To the Historians, tools existed for only one reason: to force the universe into unnatural shapes. They treated nature as an enemy, they were by definition a rebellion against the way things were. Technology is a stunted thing in benign environments, it never thrived in any culture gripped by belief in natural harmony. Why invent fusion reactors if your climate is comfortable, if your food is abundant? Why build fortresses if you have no enemies? Why force change upon a world which poses no threat?
Human civilization had a lot of branches, not so long ago. Even into the twenty-first century, a few isolated tribes had barely developed stone tools. Some settled down with agriculture. Others weren't content until they had ended nature itself, still others until they'd built cities in space.
We all rested eventually, though. Each new technology trampled lesser ones, climbed to some complacent asymptote, and stopped—until my own mother packed herself away like a larva in honeycomb, softened by machinery, robbed of incentive by her own contentment.
But history never said that everyone had to stop where we did. It only suggested that those who had stopped no longer struggled for existence. There could be other, more hellish worlds where the best Human technology would crumble, where the environment was still the enemy, where the only survivors were those who fought back with sharper tools and stronger empires. The threats contained in those environments would not be simple ones. Harsh weather and natural disasters either kill you or they don't, and once conquered—or adapted to— they lose their relevance. No, the only environmental factors that continued to matter were those that fought back, that countered new strategies with newer ones, that forced their enemies to scale ever-greater heights just to stay alive. Ultimately, the only enemy that mattered was an intelligent one.

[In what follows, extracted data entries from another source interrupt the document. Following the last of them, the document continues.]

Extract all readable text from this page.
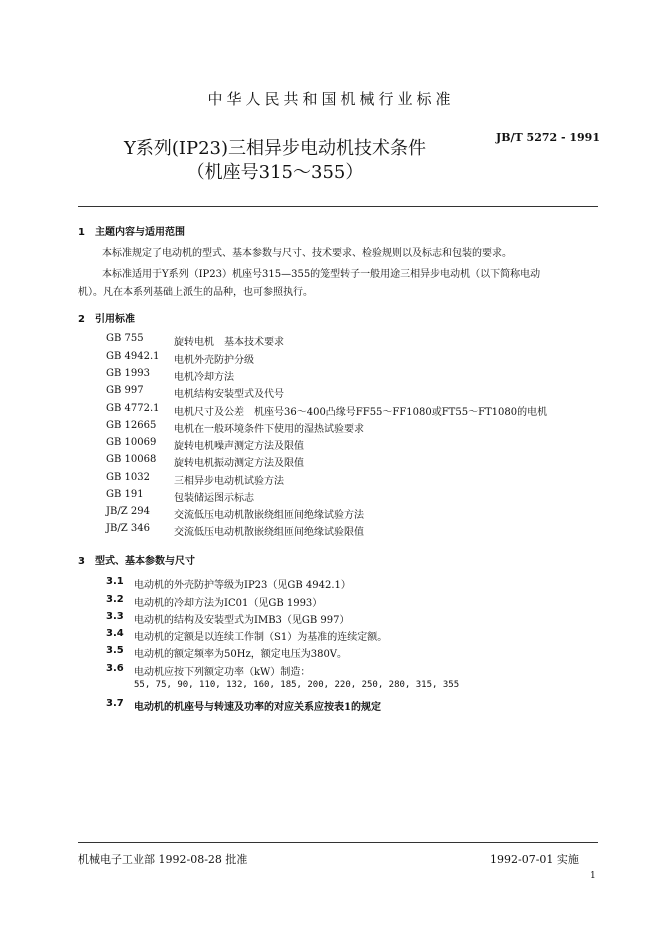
中华人民共和国机械行业标准
Y系列(IP23)三相异步电动机技术条件
（机座号315～355）
JB/T 5272 - 1991
1　主题内容与适用范围
本标准规定了电动机的型式、基本参数与尺寸、技术要求、检验规则以及标志和包装的要求。
本标准适用于Y系列（IP23）机座号315—355的笼型转子一般用途三相异步电动机（以下简称电动
机）。凡在本系列基础上派生的品种，也可参照执行。
2　引用标准
GB 755	旋转电机　基本技术要求
GB 4942.1 电机外壳防护分级
GB 1993 电机冷却方法
GB 997	电机结构安装型式及代号
GB 4772.1 电机尺寸及公差　机座号36～400凸缘号FF55～FF1080或FT55～FT1080的电机
GB 12665 电机在一般环境条件下使用的湿热试验要求
GB 10069 旋转电机噪声测定方法及限值
GB 10068 旋转电机振动测定方法及限值
GB 1032 三相异步电动机试验方法
GB 191	包装储运图示标志
JB/Z 294 交流低压电动机散嵌绕组匝间绝缘试验方法
JB/Z 346 交流低压电动机散嵌绕组匝间绝缘试验限值
3　型式、基本参数与尺寸
3.1 电动机的外壳防护等级为IP23（见GB 4942.1）
3.2 电动机的冷却方法为IC01（见GB 1993）
3.3 电动机的结构及安装型式为IMB3（见GB 997）
3.4 电动机的定额是以连续工作制（S1）为基准的连续定额。
3.5 电动机的额定频率为50Hz，额定电压为380V。
3.6 电动机应按下列额定功率（kW）制造：
55, 75, 90, 110, 132, 160, 185, 200, 220, 250, 280, 315, 355
3.7 电动机的机座号与转速及功率的对应关系应按表1的规定
机械电子工业部 1992-08-28 批准	1992-07-01 实施
1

And if the best toys do end up in the hands of those who've never forgotten that life itself is an act of war against intelligent opponents, what does that say about a race whose machines travel between the stars?
I doubt Cixin is referring to this passage, though, since Blindsight was published only two years before The Dark Forest.
The Good
Novel
All of the concepts introduced are persistently interesting because they are unique, novel, and cutting edge. No other sci-fi manages to perplex and stir the imagination as effectively as Cixin does, while still remaining relatable.
Holistic view of humanity
The novel's dire straights are enhanced and relatable by the current Covid-19 pandemic. Future confidence (and its opposite, future dread) are concepts related to both the Trisolaran invasion and Covid-19.
But more importantly, pulling the reader's perspective out from their position rooted on Earth, and persistently placing it somewhere in the distant galaxy, truly broadens the scope of the mind. Carl Sagan style. Except that Carl Sagan's rose-colored worldview is tempered against the constant threat of interstellar violence.
The Dark Forest metaphor
The Dark Forest as an explanation for the Fermi Paradox is outstanding. A truly visionary- and terrifying- idea.
I'm surprised that there was no mention of the Trisolaran fleet cannibalizing itself in the same way the (unwitting) interstellar human fleet had. It is based on axioms, after all.
The Final Scene
Reminiscent of The Truman Show, looking at the sky and telling God to go fuck himself, I win. That was satisfying.
I've written much more about The Bad, but that is just because the bad parts need explaining and the good parts don't. The Dark Forest is well worth the effort.